Closure of Companies

Closure of companies in India involves the process of winding up or dissolving a company, either voluntarily or involuntarily. There are various circumstances under which a company may be closed, and the procedure for closure depends on the reason for closure and the type of company. Closing a company is an important legal process, and it is crucial to follow the prescribed procedures to avoid any legal liabilities or penalties.

Here are the key methods of closure of companies in India:

1. Voluntary Closure:

a- Voluntary Winding Up: A company can voluntarily wind up its operations when it is no longer able to continue its business or when its purpose has been fulfilled. This process is initiated by passing a special resolution in a general meeting of shareholders, followed by the appointment of liquidators to realize the assets and pay off the liabilities.

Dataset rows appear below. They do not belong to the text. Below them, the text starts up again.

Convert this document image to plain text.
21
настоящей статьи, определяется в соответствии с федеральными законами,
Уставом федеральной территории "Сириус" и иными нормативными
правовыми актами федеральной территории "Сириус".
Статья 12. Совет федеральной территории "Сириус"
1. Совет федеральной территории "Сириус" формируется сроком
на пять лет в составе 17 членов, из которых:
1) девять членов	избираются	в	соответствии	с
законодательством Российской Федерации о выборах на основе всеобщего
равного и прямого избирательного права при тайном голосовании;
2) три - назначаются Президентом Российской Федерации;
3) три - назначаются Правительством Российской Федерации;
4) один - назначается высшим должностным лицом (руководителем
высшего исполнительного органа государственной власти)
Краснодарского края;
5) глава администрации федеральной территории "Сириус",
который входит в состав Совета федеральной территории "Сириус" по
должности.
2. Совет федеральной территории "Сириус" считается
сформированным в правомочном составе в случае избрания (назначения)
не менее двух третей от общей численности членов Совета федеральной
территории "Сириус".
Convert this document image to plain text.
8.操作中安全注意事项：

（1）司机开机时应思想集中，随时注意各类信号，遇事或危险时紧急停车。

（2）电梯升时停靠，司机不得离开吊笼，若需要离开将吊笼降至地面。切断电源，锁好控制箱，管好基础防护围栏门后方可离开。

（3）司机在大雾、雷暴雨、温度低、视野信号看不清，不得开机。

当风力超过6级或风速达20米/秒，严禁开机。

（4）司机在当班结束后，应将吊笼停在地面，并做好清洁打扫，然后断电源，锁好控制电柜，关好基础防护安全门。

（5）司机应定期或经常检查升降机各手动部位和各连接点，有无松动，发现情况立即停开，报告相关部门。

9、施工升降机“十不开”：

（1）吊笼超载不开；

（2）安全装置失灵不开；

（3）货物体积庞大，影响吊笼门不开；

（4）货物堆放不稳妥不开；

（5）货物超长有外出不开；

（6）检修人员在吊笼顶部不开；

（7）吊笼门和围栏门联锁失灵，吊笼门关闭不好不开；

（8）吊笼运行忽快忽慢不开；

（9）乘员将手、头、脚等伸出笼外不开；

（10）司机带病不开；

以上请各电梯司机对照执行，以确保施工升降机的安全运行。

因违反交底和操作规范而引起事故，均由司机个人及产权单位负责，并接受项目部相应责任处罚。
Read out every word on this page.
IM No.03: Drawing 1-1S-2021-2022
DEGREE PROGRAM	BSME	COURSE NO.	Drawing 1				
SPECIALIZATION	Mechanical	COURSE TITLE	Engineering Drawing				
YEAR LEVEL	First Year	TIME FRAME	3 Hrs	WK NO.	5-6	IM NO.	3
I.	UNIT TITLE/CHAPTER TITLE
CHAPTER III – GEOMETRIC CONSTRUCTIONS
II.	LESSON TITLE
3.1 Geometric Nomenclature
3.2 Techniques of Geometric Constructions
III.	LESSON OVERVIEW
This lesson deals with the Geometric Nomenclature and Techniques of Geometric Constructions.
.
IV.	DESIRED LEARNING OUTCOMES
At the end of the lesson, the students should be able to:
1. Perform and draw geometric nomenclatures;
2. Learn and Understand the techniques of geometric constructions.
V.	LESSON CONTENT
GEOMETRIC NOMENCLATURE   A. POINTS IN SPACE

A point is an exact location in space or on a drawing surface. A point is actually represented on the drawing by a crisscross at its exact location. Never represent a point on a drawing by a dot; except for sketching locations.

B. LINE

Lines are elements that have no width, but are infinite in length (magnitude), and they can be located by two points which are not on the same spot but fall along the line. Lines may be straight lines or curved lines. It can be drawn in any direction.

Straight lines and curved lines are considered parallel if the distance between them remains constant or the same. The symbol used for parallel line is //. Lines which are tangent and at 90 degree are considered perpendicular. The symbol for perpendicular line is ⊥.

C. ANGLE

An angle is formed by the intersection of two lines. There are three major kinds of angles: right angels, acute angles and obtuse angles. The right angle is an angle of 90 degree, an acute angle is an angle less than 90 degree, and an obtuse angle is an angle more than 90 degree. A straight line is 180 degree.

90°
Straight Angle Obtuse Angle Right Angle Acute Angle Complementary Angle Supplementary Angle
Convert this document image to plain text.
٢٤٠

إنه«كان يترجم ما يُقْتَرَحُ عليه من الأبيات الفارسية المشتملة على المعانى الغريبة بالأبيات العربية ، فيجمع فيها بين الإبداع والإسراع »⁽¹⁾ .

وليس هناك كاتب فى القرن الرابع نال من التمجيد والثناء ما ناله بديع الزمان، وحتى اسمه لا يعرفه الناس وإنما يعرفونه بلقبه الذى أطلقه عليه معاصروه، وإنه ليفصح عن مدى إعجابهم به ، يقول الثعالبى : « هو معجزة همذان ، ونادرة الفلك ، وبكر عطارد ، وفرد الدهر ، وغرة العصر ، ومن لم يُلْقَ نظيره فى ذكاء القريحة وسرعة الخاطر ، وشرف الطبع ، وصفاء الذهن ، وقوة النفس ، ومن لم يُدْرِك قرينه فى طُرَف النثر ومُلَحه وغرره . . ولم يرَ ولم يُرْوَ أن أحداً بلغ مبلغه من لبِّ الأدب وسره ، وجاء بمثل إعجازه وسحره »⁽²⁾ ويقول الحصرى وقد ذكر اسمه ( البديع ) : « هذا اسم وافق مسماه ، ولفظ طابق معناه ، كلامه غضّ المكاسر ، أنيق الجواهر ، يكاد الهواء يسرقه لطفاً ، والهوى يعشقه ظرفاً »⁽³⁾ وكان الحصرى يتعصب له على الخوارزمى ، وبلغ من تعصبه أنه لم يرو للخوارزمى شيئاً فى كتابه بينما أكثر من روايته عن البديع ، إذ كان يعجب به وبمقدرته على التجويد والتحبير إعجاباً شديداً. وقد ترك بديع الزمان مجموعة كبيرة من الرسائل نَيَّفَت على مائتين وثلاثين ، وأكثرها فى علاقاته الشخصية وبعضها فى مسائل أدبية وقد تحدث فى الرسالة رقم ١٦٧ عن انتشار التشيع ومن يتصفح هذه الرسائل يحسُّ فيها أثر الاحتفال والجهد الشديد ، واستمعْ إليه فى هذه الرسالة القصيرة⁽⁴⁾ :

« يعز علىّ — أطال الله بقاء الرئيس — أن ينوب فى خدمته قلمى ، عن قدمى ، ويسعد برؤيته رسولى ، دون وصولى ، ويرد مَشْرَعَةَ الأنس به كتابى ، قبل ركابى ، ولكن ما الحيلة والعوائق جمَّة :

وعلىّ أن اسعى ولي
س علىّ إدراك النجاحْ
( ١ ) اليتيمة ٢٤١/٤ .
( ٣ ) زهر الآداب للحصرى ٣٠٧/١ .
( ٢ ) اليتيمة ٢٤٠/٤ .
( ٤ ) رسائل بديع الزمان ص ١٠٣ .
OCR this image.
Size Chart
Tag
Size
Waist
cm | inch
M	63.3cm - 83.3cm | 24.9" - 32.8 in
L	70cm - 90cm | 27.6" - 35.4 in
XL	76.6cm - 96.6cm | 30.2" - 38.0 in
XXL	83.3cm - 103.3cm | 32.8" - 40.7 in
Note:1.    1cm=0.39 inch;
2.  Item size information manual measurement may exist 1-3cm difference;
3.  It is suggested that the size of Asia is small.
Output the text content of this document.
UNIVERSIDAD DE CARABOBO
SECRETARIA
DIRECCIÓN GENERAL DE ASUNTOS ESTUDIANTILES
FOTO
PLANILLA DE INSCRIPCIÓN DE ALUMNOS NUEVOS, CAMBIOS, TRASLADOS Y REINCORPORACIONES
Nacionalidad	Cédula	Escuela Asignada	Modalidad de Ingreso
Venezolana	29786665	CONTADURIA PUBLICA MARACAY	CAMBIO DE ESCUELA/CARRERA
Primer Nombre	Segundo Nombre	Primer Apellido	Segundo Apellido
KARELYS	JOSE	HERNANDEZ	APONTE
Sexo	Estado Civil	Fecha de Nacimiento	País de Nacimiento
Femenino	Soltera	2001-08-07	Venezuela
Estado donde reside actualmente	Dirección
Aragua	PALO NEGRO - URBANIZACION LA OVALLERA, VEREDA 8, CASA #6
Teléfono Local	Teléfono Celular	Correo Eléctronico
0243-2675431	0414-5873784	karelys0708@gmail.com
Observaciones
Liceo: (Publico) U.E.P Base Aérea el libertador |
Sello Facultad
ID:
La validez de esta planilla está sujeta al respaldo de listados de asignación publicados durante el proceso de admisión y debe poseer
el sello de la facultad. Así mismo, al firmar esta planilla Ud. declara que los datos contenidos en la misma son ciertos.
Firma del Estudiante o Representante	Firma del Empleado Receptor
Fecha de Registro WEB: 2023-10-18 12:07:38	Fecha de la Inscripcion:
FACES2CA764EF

b- Strike Off: A dormant or inactive company can apply for strike off under Section 248 of the Companies Act, 2013. The company must ensure that it has no assets or liabilities and has not conducted any business activity for at least two consecutive financial years.

1. Involuntary Closure:

a-Winding Up by Tribunal: A company may be wound up by the National Company Law Tribunal (NCLT) if it is unable to pay its debts, or if the NCLT determines that it is just and equitable to wind up the company.

b- Fast Track Exit (FTE): Under Section 248A of the Companies Act, 2013, defunct companies with nil assets and liabilities can apply for fast track exit to the Registrar of Companies (RoC) for closure.

From the perspective of FEMA, the closure of companies primarily involves compliance with foreign exchange regulations. Companies that have foreign exchange transactions, foreign investments, or non-resident shareholders need to ensure the following while closing their operations:

Compliance with Reporting Requirements:

Companies should ensure that all required reports and filings with the Reserve Bank of India (RBI) and authorized dealers (banks) are up to date and filed as per the prescribed timelines.

Repatriation of Funds: If there are any foreign investments or remittances, companies should ensure the proper repatriation of funds as per FEMA regulations.

Clearance of Outstanding Liabilities: All outstanding foreign exchange liabilities should be cleared before closing the company.

The closure of companies in India involves a legal process that should be followed meticulously to avoid any legal issues or penalties. From the FEMA perspective, companies need to comply with foreign exchange regulations and ensure proper reporting and repatriation of funds while closing their operations. Seeking professional advice and guidance during the closure process will help companies navigate the complexities and ensure a smooth and legally compliant closure.